Remember that a library is very cheap to buy so using your cash on these during the consolidation phase is much more useful and allows more university chop. Korea is frighteningly good at pure science and you can really ramp it up but be aware that they are not the best civ out there for a science victory fast. Culture plays a key point also as does warring.

seowons have been indirectly nerfed by thermal fissures, and better mountain design. It’s not that hard to get +4 or more with other civs and Seowons are limited to +4. Their real strength comes in +1food and +1 science for adjacent areas.
 
Last edited:
What Victoria said, +1 is not worth the 80 gold you need to spend on a tile, except for future perfect placement in planned big cities. You'd need to roughly 160 turns to pay that investment off.
 
What Victoria said, +1 is not worth the 80 gold you need to spend on a tile, except for future perfect placement in planned big cities. You'd need to roughly 160 turns to pay that investment off.

This is wrong. 80 gold for an extra science and empowered farms/mines is totally worth it.
 
This is wrong. 80 gold for an extra science and empowered farms/mines is totally worth it.
It can be worth it and to be fair it is +2 as you are insane as Korea not to double adjacency.
What I am saying is when I play other civs +3 campi are quite common and +5/6 are not very rare. Holland, Hungary and Aus being exceptional. That’s all really.
I play devils advocate, I like to challenge standard thinking, I can be wrong and Korea is still a great science powerhouse, half price districts and governor bonuses give that extra bit.
 
+5/6 are rare, even in GS. No idea what maps you are playing. Extra mountains?
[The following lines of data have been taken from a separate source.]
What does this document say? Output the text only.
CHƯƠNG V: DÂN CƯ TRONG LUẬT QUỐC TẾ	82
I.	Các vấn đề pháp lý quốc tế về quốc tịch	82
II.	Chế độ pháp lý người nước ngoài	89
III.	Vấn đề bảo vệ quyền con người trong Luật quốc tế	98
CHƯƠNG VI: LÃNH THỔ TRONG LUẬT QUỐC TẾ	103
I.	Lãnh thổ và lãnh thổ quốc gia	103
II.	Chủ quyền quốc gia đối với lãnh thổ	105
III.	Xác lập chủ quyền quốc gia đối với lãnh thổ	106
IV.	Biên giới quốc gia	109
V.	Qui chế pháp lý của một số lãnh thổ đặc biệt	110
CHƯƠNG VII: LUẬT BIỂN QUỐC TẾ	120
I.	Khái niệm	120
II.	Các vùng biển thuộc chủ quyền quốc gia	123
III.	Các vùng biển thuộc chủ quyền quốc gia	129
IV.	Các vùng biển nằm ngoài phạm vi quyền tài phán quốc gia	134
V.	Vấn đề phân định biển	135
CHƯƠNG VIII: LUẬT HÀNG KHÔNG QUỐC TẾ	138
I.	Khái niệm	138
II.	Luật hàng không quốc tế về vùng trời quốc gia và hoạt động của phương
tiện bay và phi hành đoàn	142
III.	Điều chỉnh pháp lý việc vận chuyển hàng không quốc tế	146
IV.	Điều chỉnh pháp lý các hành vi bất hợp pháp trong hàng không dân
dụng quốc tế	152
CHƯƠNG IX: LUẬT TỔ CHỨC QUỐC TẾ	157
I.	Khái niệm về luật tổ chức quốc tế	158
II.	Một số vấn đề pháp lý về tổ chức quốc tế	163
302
The difference is that Korea can get a +4 campus in every single city, while others will only place a campus in cities which have the necessarily setup (unless you like being highly inefficient).
 
Arguably a good +3 placement that covers more mines (and does not interfere with an industrial zone) will beat a +4 placement.
 
Little known exploit regarding Land Surveyors (-20% tile purchase cost card):
When you unlock a new government, you get to change all your policies for free *twice* in the same turn! This is most notable when unlocking political philosophy. The turn you unlock PP, don't change governments yet; stay chieftain first, and slot in Land Surveyors. Hopefully you'll have a couple hundred gold saved up for this. Once you buy all your tiles you want at the discount, *then* switch governments.
It's also possible to do this for unlocking any government, so you could do it for upgrading units, buying builders, etc. The advantage to this is that you don't have to waste even a single turn having a mostly useless card slotted in your policies.Normally the idea is to save some cheap civics so you can quickly change those bad cards out again after you used them. But with this, it doesn't even take a turn.
 
One of the things that I love about civ 6 is how each leader and each victory type presents its own problems to overcome. I hadn't yet won a science victory and so I read around a bit and decided that for a first attempt, I would try Seondeok with all her advantages built around the Seowon.

I expected to be building lots of Seowons and pulling ahead early in science. Well, I am ahead but it hasn't panned out at all like I was expecting. Here is the problem:

The Seowons yield of Science is reduced for every district you build adjacent to the Seowon and so you need to build it away from the city center. This also helps increase the bonuses from mines and farms. However, a new city only has the first ring of tiles and often the tile that automatically added is not the one you want as you can only build on hills and you might have chosen a different location for the Seowon.

So instead of science, my game up to turn 70 has been all about money to purchase the tiles I need to build Seowons and policy cards to increase money or reduce the cost of buying tiles. This wasn't what I was expecting....

Thoughts?
I do not have Korea as an option in the basic game. Does Korea only come with the Gathering Storm version?